Aegon has no need for additional core capital; agreement with Dutch State sufficient to maintain strong capital buffer

"Aegon has a sufficient capital buffer given our recent actions," said Jos Streppel, Aegon’s Chief Financial Officer.

Aegon, the owner of Transamerica, confirms that it is currently examining the possibility of acquiring a thrift in the United States. This would potentially allow the company to qualify for the US government’s Troubled Asset Relief Program (TARP).

The company has no need for additional core capital beyond the EUR 3 billion secured from the Dutch State. Aegon believes it is prudent, and possibly advantageous, to explore the terms and conditions under which financial support may be available under TARP.

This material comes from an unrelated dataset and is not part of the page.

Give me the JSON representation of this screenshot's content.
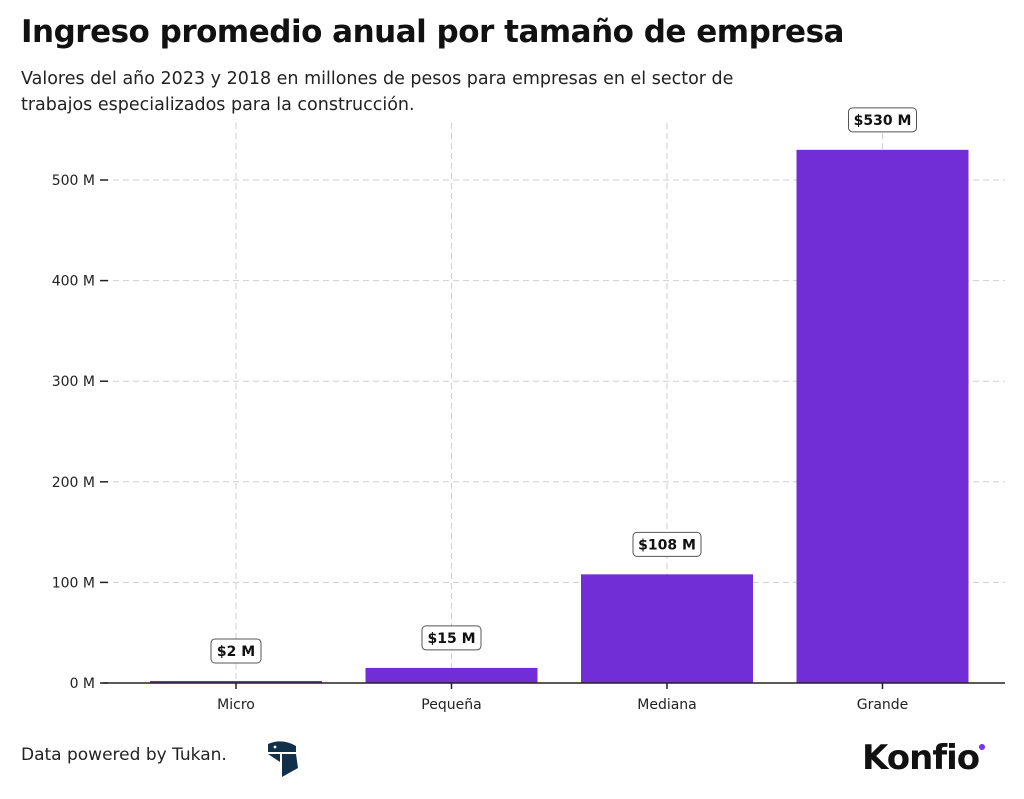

At present, no decision has been taken either with regard to the acquisition of a thrift in the United States or to Aegon’s eventual participation in TARP. At this stage, it is unclear whether Aegon, as an insurance company domiciled in the Netherlands, would be eligible for the program. Ownership of a bank or a thrift institution is a necessary pre-requisite to any participation.

“Aegon has a sufficient capital buffer given our recent actions. The EUR 3 billion of core capital we secured last month from the Dutch State, combined with the measures we are taking ourselves, is more than adequate to ensure that we enter 2009 with a strong capital buffer,” said Jos Streppel, Aegon’s Chief Financial Officer.

“In the current market environment, we want to make sure that we carefully explore all possible financing options. And, as a company with sizable operations in the United States, it makes sense for us to examine the terms and conditions which may be available under the US government’s TARP program.”

In recent months, Aegon has taken measures to strengthen its capital position. These measures include:

  • Steps to reduce risk and release capital from the company’s businesses;
  • Foregoing payment of the final dividend to common shareholders for 2008;
  • Securing EUR 3 billion in additional core capital from the Dutch State, of which EUR 1 billion is repayable, at Aegon’s option, within one year.

As a result of these measures, Aegon has a capital buffer significantly in excess of AA rating requirements.

In the third quarter, Aegon released EUR 729 million in additional capital from its businesses. The company expects to free up another EUR 600 million to EUR 800 million in the fourth quarter.